Norton said users choose a location of interest anywhere in the country and receive information about a 10x10-mile area with details about the health of the streams, lakes and rivers.
"You'll see whether they've been assessed, and if they've been assessed, whether they are polluted or healthy," he said. "What follows that initial search that just identifies the basics about each one of the waters and their conditions, when you choose one waterway for a little more detail, then you can go in there and find out, well, if it's polluted, what are the pollutants? What kinds of things are the problems in this waterway? But not only that, which is unfortunately the bad news part, the good news that goes along with that is what's being done about this."
The application uses touch interaction and GPS technologies to help users zero in on the area they want to know more about.
Norton said EPA tested the app out with groups that work with citizens and others about water health.

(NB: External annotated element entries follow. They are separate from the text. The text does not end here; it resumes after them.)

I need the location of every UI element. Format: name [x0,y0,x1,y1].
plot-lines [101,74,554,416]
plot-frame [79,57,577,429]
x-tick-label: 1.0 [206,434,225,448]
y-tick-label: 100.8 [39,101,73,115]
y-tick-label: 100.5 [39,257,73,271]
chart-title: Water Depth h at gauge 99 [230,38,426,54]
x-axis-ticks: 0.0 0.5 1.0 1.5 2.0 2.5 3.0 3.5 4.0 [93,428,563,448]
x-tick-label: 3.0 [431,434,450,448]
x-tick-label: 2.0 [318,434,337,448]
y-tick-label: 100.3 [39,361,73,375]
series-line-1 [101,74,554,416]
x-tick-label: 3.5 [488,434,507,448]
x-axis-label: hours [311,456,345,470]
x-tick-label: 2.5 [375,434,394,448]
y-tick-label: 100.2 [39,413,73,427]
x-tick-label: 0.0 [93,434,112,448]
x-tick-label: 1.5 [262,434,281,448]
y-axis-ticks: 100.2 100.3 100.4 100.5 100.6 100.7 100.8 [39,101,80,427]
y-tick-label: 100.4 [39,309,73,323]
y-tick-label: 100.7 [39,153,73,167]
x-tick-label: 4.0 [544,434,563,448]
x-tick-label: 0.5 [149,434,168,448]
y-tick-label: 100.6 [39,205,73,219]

"We tried to not only accompany that with all the plain English writing that we could do and vetted that with many different reviewers, both technical and non-technical," he said. "But in addition, we made sure this was quick messaging as well. We could really boil this down and find out what people really wanted to know the most. They were things like, 'What is this really? Can it hurt me? What does it do to harm the environment? And what can I do about it as a citizen?'"
EPA's How's My Waterway? stood out among the judges for several reasons.
"Water quality is a huge issue and this app is just fabulous," said Dave McClure, the associate administrator in the Office of Citizen Services and Innovative Technologies at the General Services Administration. "It takes complicated data and makes it so the average citizen can use."